Medeiros didn’t win his semi-final and the first semi-final weekend featured a very top heavy field at the Mid-Atlantic CrossFit Challenge with headliners such as Scott Panchik, Ben Smith, Kwant, Travis Mayer and Travis Williams, and yet it was Jayson Hopper, who was not on the list in February, who emerged ahead of all of them.
At 23, Hopper does not have the competitive experience of Medeiros. A few years ago he was a walk-on as a wide receiver for the Clemson Tigers college football team. Realising he wasn’t quite big or fast enough to excel in that environment, he transitioned to CrossFit.

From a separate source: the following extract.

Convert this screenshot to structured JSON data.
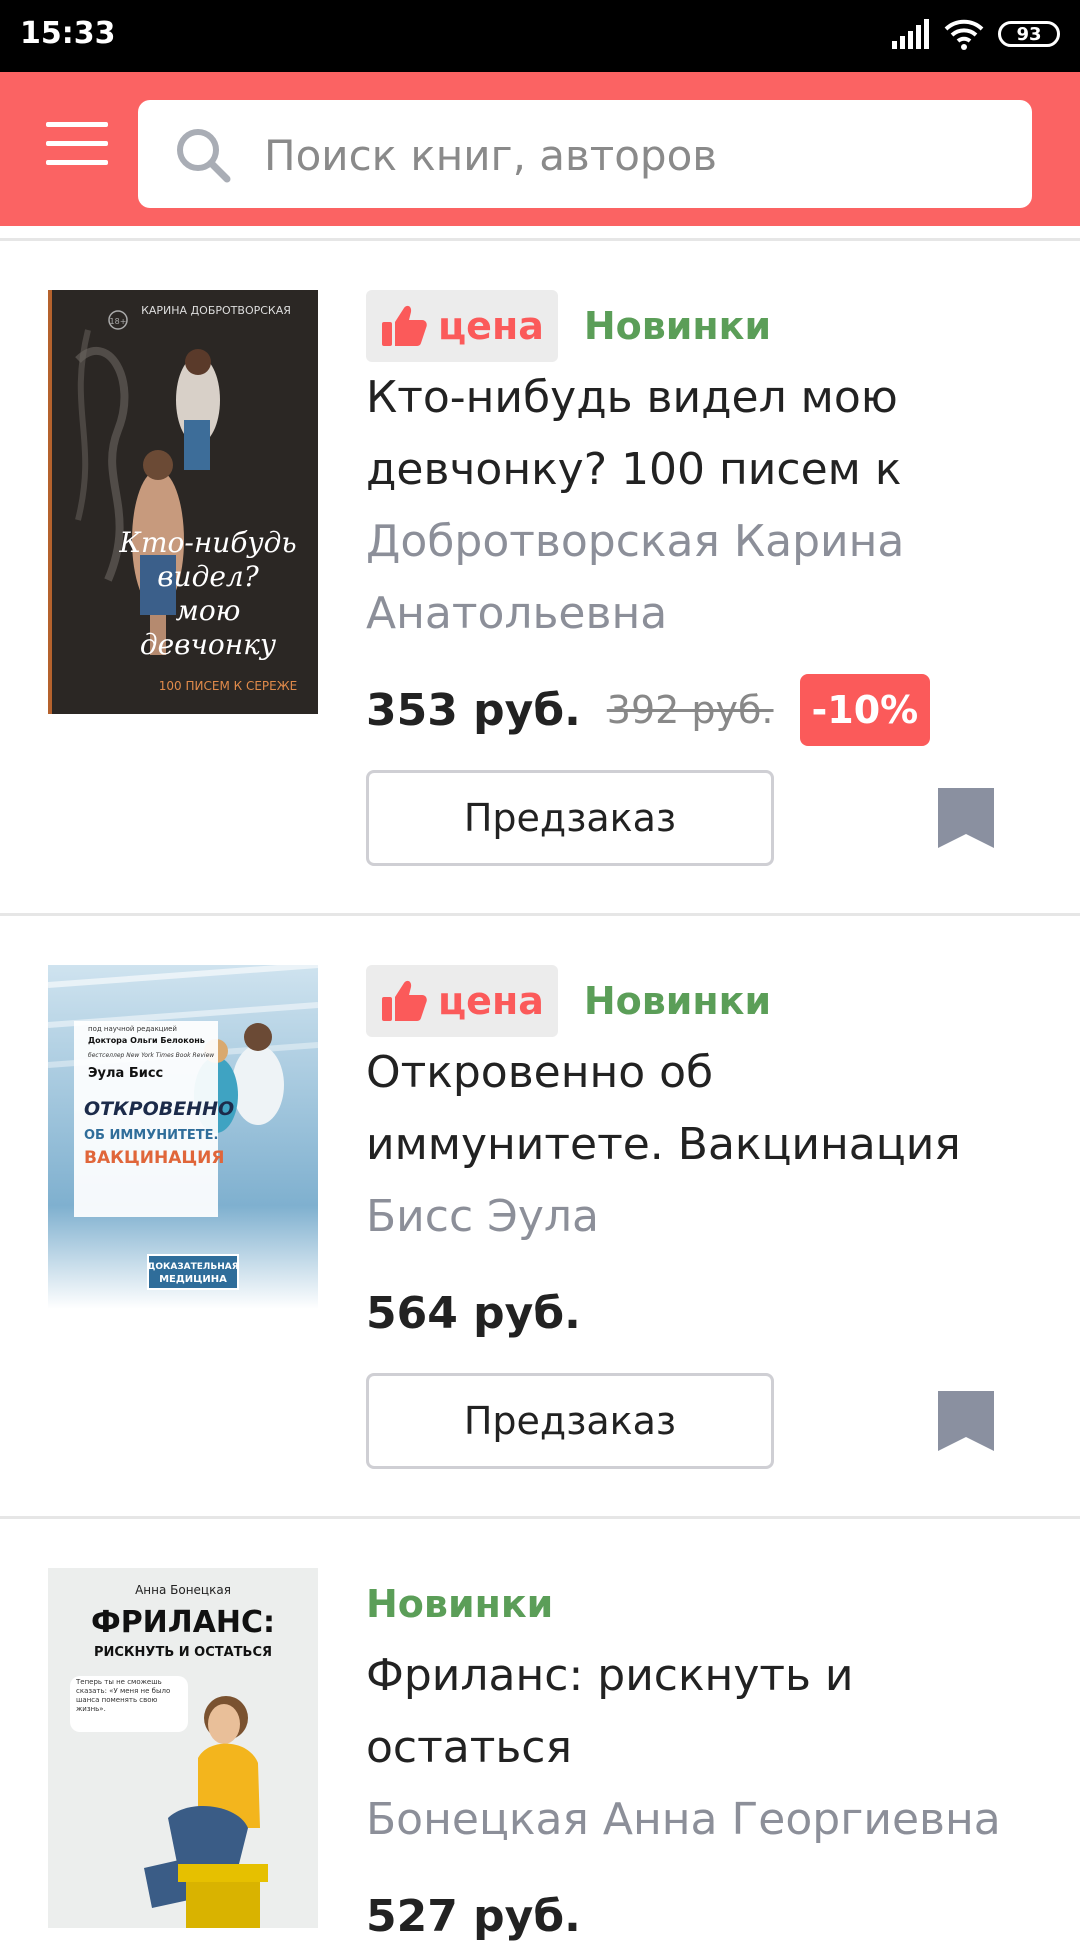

With the world largely shut down due to the pandemic, the only competition he did was a local one at Crash CrossFit in South Carolina. There were several recognisable names there and he beat them all. That was nothing compared to finishing ahead of Panchik, Medeiros, Mayer and the rest at the MACC.
Hopper is the biggest wild card in this group. He has not been tested in the way these men have. We do not yet know how he will handle the unique tests only the Games throw at athletes with physically, mentally and emotionally.
Can he swim? Does he have high-volume gymnastics capacity? How will he handle 15 events? Can he mentally overcome a situation that doesn’t go his way?
All of these are valid questions for a man set to make his rookie appearance at the Games.